À l’idée, fausse, que Maurice, « injustement frappé(e) de prosaïsme », est dans ses dimensions et son existence coloniale « si informe » qu’il y manque des sujets inspirateurs, Bernard entreprend, avec force et lyrisme, de démontrer que tout l’environnement mauricien se prêterait à être des thèmes d’écriture : « Mais quoi ! vos rapports continuels avec les deux premières nations de l’Europe, vos communications fréquentes avec l’Inde et une partie de l’Afrique, votre ciel si beau, si pur, vos ouragans périodiques, vos montagnes si curieusement découpées, cette vaste mer qui vous entoure, ces nombreux vaisseaux qui vous arrivent des différents points du globe, ces Indiens, ces Arabes, ces Chinois, ces Madécasses, hommes de costumes et de mœurs bizarres, que vous voyez circuler autour de vous, tout cela, ô jeunes Mauriciens, ne parle-t-il pas vivement à votre imagination ? Votre île n’est-elle pas aussi une terre toute de poésie, terre nouvelle pour les arts, terre qui peut inspirer des pages éloquentes, des tableaux remplis de beautés pittoresques et de vérités sublimes, de descriptions fidèles et gracieuses, dont chaque ligne sera un hommage rendu à la patrie ? » Le ton est donné et la large place accordée aux citations de la contribution d’E. Bernard au Keepsake est justifiée car il s’agit d’une véritable exhortation à l’écriture par quelqu’un du cru. En effet, pour la première fois, un Mauricien fait l’éloge de l’île, passe en revue des thématiques identitaires et s’appesantit sur le lien devant exister entre écriture et patrie, patrie voulant signifier ici l’île habitée, vécue, aimée. « Vous n’avez pas besoin de vous préoccuper des sensations que l’on éprouve dans la vieille Europe, qui est loin de vous, que vous ne connaissez pas ; (…) l’île qui vous a vu naître a aussi sa poésie, ses charmes, ses souvenirs historiques, et que de tels sujets d’émotions doivent vous être plus chers que tous les autres… Ah ! on aurait pu vous amener plus tôt à ces idées aussi touchantes que naturelles : on ne vous a pas assez parlé de votre pays. »

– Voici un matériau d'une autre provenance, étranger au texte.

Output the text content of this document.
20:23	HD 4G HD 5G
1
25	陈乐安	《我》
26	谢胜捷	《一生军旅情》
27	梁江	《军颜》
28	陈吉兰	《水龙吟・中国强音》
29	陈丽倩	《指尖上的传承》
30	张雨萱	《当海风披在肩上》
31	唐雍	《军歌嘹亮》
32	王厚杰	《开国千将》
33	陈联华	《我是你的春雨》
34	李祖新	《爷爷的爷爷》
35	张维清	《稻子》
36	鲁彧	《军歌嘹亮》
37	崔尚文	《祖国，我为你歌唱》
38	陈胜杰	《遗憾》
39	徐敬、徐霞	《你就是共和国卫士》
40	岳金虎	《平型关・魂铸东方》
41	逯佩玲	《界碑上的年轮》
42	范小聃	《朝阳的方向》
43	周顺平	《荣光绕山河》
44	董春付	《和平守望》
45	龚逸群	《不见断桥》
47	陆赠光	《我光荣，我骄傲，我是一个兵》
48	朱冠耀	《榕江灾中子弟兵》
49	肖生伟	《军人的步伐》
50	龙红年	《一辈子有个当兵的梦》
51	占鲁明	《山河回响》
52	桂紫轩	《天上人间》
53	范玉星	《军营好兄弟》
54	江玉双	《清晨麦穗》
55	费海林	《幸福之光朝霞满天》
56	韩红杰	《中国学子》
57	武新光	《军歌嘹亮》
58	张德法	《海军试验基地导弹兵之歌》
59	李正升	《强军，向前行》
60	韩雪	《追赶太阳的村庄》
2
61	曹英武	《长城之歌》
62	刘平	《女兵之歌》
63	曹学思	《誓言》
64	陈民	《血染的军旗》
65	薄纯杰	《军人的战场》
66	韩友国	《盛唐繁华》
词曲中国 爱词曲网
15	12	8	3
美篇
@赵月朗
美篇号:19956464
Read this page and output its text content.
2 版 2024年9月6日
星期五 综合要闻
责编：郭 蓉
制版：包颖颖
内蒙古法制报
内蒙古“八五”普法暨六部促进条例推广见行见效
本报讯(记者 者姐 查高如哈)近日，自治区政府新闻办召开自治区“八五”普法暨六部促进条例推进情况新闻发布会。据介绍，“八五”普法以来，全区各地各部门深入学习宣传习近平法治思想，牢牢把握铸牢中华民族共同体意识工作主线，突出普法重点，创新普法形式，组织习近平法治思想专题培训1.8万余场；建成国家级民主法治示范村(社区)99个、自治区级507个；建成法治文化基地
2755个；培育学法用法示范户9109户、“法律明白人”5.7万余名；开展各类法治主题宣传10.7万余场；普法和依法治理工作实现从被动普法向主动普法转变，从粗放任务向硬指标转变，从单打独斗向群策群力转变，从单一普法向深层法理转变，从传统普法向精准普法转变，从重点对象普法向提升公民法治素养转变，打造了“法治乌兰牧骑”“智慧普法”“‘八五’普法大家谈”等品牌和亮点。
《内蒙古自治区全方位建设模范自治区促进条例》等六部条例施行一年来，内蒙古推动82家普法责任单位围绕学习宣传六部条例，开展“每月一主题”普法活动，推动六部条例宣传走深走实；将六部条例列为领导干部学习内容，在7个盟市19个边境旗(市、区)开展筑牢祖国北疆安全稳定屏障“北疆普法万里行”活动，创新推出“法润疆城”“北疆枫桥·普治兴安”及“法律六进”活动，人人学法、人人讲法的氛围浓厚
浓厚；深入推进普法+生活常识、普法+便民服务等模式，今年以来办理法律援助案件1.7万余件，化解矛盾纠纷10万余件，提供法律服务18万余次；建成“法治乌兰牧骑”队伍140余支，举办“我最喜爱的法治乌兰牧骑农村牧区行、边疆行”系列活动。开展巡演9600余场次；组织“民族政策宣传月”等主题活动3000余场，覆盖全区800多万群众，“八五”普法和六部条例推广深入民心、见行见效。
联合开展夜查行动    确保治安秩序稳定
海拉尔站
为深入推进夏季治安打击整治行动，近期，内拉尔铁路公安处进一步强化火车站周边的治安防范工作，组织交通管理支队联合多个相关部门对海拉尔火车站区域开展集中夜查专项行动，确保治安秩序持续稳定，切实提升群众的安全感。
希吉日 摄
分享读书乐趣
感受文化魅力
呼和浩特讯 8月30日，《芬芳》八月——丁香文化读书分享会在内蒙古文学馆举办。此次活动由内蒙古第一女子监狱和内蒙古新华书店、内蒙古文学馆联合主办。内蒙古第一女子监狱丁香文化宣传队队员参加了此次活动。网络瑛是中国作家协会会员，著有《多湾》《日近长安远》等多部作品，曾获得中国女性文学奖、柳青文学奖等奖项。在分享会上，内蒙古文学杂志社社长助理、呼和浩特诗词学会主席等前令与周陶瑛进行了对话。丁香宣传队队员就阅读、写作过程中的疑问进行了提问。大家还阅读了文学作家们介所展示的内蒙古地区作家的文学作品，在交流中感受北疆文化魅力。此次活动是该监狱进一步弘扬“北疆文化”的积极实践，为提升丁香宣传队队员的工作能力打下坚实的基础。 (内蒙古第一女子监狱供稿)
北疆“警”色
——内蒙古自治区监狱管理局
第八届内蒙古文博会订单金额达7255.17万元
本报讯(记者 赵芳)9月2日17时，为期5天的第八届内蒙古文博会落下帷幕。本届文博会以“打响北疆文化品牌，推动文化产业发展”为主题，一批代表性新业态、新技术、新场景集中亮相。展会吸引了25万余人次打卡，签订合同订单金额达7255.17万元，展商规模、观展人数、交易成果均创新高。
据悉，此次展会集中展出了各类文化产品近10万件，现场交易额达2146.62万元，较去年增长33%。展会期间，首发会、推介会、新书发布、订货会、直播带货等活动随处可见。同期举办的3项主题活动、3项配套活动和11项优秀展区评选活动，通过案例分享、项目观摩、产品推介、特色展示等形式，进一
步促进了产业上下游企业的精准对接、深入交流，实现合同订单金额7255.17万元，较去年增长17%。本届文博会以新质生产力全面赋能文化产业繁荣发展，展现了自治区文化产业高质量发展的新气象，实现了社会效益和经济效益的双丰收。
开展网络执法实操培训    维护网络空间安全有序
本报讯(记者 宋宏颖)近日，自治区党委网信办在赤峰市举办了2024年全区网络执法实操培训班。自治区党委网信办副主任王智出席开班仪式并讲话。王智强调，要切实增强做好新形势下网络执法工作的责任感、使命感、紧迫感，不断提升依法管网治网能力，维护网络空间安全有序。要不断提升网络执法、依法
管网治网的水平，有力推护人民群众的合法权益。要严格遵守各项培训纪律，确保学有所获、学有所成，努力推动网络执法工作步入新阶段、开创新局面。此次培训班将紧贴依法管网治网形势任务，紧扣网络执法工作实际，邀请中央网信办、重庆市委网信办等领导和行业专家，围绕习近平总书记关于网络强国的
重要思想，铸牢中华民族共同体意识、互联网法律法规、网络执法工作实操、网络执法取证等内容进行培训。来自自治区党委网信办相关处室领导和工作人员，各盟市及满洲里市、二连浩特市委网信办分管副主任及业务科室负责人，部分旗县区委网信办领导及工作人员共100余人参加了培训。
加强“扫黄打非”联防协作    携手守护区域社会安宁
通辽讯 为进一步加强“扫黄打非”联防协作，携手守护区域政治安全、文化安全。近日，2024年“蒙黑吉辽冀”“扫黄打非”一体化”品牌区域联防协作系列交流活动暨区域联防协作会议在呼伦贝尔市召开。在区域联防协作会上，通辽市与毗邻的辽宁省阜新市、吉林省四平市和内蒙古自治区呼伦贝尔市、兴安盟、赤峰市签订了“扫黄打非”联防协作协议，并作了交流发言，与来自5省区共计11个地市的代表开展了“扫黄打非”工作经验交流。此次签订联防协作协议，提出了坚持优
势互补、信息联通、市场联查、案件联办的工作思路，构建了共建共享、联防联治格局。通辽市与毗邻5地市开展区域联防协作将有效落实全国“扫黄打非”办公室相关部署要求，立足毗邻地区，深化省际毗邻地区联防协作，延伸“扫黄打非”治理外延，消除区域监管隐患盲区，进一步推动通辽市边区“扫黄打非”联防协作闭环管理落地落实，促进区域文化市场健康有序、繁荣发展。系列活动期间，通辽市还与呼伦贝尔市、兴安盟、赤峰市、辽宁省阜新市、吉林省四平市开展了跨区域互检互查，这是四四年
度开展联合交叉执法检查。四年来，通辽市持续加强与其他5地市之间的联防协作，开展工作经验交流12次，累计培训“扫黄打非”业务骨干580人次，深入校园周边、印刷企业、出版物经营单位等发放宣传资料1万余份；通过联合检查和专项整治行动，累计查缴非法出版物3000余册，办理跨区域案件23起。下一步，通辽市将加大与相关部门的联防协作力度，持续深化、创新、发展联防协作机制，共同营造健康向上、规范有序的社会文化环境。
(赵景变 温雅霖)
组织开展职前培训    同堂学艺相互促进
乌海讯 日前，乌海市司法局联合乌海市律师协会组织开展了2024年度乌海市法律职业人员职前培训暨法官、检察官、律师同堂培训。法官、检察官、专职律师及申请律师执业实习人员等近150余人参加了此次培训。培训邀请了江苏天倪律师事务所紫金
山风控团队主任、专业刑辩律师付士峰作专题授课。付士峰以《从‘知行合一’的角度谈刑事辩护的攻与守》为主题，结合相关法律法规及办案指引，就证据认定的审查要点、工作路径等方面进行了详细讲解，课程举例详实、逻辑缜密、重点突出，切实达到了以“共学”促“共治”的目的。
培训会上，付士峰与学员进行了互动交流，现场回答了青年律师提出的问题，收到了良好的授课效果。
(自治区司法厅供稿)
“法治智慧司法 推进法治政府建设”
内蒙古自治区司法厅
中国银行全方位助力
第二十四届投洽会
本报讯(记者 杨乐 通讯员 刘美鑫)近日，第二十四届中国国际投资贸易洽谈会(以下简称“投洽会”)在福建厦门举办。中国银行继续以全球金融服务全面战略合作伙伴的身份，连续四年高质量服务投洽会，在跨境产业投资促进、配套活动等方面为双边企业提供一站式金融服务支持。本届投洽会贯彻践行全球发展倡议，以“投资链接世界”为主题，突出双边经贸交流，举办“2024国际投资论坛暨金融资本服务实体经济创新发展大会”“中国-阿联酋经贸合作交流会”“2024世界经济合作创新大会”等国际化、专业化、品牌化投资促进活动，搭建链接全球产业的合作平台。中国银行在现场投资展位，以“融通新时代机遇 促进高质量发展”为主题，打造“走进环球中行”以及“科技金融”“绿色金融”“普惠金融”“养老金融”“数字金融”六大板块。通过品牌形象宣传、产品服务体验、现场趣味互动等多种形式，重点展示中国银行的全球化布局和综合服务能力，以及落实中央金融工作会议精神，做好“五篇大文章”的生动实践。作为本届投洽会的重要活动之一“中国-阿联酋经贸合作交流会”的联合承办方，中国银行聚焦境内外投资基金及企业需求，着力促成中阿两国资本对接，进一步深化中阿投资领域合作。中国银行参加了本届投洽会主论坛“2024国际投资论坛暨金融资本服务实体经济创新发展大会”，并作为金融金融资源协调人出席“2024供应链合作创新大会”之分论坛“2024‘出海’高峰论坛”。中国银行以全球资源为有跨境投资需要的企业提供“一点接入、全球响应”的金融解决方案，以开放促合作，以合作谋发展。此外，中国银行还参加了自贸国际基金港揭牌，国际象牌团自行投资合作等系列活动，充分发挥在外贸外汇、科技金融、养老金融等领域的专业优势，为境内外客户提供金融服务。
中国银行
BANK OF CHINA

Ce texte marque, dès lors, un tournant et déclenche une prise de conscience nouvelle. La phase de pré-histoire va céder la place progressivement à une production de plus en plus abondante, de plus en plus structurée, de plus en plus centrée sur l’île. La période d’émergence d’un champ littéraire mauricien commence.

Le temps de l’émergence

Tout porte à penser que l’appel du Keepsake a eu l’effet escompté : les décennies suivantes allaient être témoins d’une productivité littéraire accrue, principalement en poésie. De 1840 à 1900 sont publiés pas moins d’une soixantaine de recueils de poèmes, une quinzaine de pièces de théâtre et une dizaine de textes en prose (en général des nouvelles ou des contes). Peuvent y être ajoutées, peut-être, les romances (au nombre d’une trentaine) rédigées et publiées localement accompagnées des partitions nécessaires, la musique étant souvent composée par des mélomanes mauriciens… À titre documentaire, il convient de noter cet opéra intitulé Cromwell et Charles II publié en 1843 et composé par les Mauriciens Anatole Olivier, Numa Bouton, Isidore Lolliot. Parmi ces poètes, certains ne publieront qu’une seule œuvre, comme Moïse Constant (1854), Volcy Delafaye (1858), Victor Jubien (1842), Saint-Greux Lavoquer (1863), Roquefeuil-Labistour (1881) par exemple. D’autres publieront de nombreux recueils tels Artus Orieux (2 recueils en 1858), Henri Lavignac (1859, 3 recueils en 1860, 1871), Fernand Duvergé (6 recueils en 1876, 1880, 1882, 1887, 1889), Charles Gueuvin (3 recueils en 1883, 1891, 1897), Thomas W. Blackburn (3 recueils 1880, 1889, 1894), Léoville L’Homme (10 recueils en 1877, 1881, 1888, 1892, 1897). Les pièces de théâtre seront des drames, des vaudevilles et des comédies. L’une d’entre elles (Pas possible, comédie en un acte, 1891) est due à un Anglais, Jerningham, qui occupait les hautes fonctions de Gouverneur de Maurice. Il a publié, en outre, un roman qui fut traduit par Marie Leblanc en 1893, 3 compositions musicales et une farce en un acte (1895) ainsi que trois séries de lettres aux Mauriciennes (1897). Quant aux textes en prose, ils datent surtout d’après 1882, le déclencheur ayant été les Lettres à ma cousine signées Le petit chose, pseudonyme d’Ange Galdemar.

L’émergence est bien en voie avec cette production littéraire accrue.